Five Tips To Take Your Studio Lighting To The Next Level | Jen Bertrand
4. TWEAK ONLY ONE ELEMENT AT A TIME
Sometimes the light you create is not the light you thought you were creating. You take time to set it up, snap a test shot, and then you realize it looks nothing like what you were envisioning. When a client is present, this can induce panic. Whatever you do, do not panic. Panic leads to clouded judgment, which leads to overthinking the entire process. Instead, take a step back, evaluate your test shot, and then adjust one element at a time. When studying that test shot, think about what it is specifically about the lighting that you don’t like.
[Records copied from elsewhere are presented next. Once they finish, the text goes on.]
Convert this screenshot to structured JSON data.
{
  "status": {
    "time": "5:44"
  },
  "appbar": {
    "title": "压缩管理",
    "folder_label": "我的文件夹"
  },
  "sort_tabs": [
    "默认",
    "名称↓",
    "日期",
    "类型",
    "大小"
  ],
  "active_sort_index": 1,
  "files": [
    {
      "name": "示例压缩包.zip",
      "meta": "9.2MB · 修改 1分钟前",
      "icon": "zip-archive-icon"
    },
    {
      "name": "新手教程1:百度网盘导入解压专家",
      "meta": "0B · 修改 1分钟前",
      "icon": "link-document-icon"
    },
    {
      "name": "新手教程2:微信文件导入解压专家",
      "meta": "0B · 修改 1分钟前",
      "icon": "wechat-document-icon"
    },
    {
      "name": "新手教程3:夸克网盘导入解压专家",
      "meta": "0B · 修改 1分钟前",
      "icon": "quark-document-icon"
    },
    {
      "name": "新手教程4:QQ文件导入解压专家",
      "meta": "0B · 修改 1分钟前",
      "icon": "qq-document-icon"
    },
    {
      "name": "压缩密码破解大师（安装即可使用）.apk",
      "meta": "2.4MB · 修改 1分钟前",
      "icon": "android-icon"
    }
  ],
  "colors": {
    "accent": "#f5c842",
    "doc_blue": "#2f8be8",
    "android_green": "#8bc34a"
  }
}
Is it the highlights? Is it the shadows? Is the image overexposed? Underexposed? Is there too much light falling on the backdrop? Or, is the position of your light creating unwanted shadows on the backdrop?
Once you pinpoint what it is you don’t like, think about one thing you can do to correct that issue. Then, adjust only that thing and take another test shot. Did it make it better or worse? By changing only one element, you are better able to pinpoint the source of that issue and take the appropriate steps to correct it. If you change multiple elements at once (for instance, you change your light’s power and the distance of the light from your subject), it will be harder to figure out what the cause was in the first place. This is especially true when working with a multi-light setup. When I use two or more lights, I always start with my key light, keeping all of the other lights turned off until I nail exactly how I want my key light to look. Once that’s set, I add in the second light, whether it’s a hair light or fill light, and tweak that until it looks exactly the way I want.